Carta a Pedro Passos Coelho

15/08/2015

Caro Pedro,

Até teres sido eleito e teres começado a exercer as funções de Primeiro-Ministro nunca tinhas sido uma referência ou sequer um exemplo político para mim. Na verdade isto não aconteceu por teres feito alguma coisa que não me tivesse agradado. Pelo contrário. Não tinhas era feito nada que me tivesse enchido as medidas. Na JSD, como se diz em inglês, you had enormous shoes to fill. Eleito presidente, tinhas de substituir um verdadeiro exemplo de serviço público, capacidade e competência (o Carlos Coelho).

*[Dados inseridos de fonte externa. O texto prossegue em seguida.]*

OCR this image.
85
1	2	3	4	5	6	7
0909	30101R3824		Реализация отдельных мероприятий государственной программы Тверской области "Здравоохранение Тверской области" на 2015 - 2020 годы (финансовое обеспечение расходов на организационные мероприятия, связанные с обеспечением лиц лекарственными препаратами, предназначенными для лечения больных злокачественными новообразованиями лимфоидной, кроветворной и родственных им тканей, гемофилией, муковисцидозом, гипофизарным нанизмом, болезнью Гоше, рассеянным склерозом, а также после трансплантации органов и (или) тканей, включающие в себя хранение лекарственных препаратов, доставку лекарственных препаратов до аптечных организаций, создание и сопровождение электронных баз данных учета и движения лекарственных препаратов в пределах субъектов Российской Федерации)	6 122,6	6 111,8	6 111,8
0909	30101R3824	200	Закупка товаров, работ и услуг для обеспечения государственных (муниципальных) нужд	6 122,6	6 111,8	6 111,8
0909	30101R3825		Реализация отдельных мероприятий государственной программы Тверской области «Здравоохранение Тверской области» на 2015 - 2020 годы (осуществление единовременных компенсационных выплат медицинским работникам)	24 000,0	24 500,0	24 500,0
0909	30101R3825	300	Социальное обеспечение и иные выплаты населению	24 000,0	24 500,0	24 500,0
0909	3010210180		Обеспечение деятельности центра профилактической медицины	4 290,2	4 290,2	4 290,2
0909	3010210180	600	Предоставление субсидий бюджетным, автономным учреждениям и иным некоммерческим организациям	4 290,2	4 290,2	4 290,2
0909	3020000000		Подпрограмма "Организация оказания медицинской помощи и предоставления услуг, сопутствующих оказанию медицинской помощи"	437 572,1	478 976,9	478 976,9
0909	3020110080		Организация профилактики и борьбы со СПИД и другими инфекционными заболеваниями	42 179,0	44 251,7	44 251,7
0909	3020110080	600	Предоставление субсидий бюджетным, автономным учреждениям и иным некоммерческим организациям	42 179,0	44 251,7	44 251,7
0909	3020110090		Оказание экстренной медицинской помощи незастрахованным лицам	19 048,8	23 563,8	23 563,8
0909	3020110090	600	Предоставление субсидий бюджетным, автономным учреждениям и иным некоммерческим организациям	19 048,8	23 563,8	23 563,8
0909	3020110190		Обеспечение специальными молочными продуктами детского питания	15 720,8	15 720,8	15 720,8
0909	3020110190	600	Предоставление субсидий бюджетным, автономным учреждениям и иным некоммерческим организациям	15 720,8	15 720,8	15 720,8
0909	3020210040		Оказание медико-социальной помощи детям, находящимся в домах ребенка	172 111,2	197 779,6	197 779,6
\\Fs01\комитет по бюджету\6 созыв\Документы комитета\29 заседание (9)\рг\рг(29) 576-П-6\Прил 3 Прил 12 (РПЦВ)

Também tiveste o azar (é assim que o considero) de teres presidido à JSD nos piores tempos do Cavaquismo, quando o nosso partido se descaracterizou total e definitivamente, tornando-se num partido de clientelas, negócios e poder (não que isso fosse culpa tua). E desde então a tua carreira política não tinha sido mais do que mediana. O que, para mim, até é um bom sinal. Porque poderá querer dizer que nunca estiveste muito envolvido nas cúpulas que controlam e distribuem clientelas.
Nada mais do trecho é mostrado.